Mikser participates exclusively as a consortium partner — they have never led an H2020 project — which reflects their role as a specialist contributor rather than a project driver. They operate within large, multidisciplinary consortia (37 unique partners across two projects), suggesting comfort working alongside technical and academic partners as the civic engagement and community layer. This profile makes them a low-friction addition to consortia that need credible community outreach and participatory methodology but already have technical leadership covered.

Mikser has built a network of 37 unique consortium partners across 15 countries through just two projects, indicating dense, multi-partner consortia rather than bilateral arrangements.

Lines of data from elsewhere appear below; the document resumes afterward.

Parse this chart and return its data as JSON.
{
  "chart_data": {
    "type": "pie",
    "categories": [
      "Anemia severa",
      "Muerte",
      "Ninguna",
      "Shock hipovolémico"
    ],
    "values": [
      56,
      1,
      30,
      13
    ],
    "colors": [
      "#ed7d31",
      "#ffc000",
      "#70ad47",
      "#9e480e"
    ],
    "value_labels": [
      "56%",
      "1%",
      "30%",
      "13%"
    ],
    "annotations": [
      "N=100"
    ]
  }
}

Their geographic reach spans European and likely some Western Balkan partners, consistent with the urban health and NBS project communities active in EU research.

Why partner with them

What sets them apart

Mikser is unusual among Serbian H2020 participants in combining civic design, digital storytelling (serious games, AR), and urban health — a profile more typical of creative NGOs in Western Europe than of Balkan research actors. For a consortium building around nature-based urban solutions, they offer both a Western Balkans deployment context and a proven community engagement methodology that adds social legitimacy to technical interventions. Their NGO status also helps projects meet the civil society participation requirements that many Horizon calls now mandate.

Notable projects

Highlights from their portfolio

  • EuPOLIS
    Largest funding received (€328K) and broadest scope — integrating nature-based solutions, citizen observatories, serious games, and augmented reality into a unified urban planning methodology across multiple European cities.
  • HEART
    Advances Mikser's profile into health outcome validation, combining blue-green urban regeneration with clinical and non-clinical validation settings and AI-based monitoring — an unusual combination for a civic NGO.
Cross-sector capabilities
environmentsocietydigital
Analysis note: Profile is based on only two projects, both still ongoing as of the data snapshot and both entered as participant roles. Mikser's specific internal capabilities (team size, design/tech capacity, prior non-EU work) cannot be inferred from CORDIS data alone. The analysis is directionally sound but would benefit from reviewing their website, deliverable reports, or direct contact before committing to a collaboration.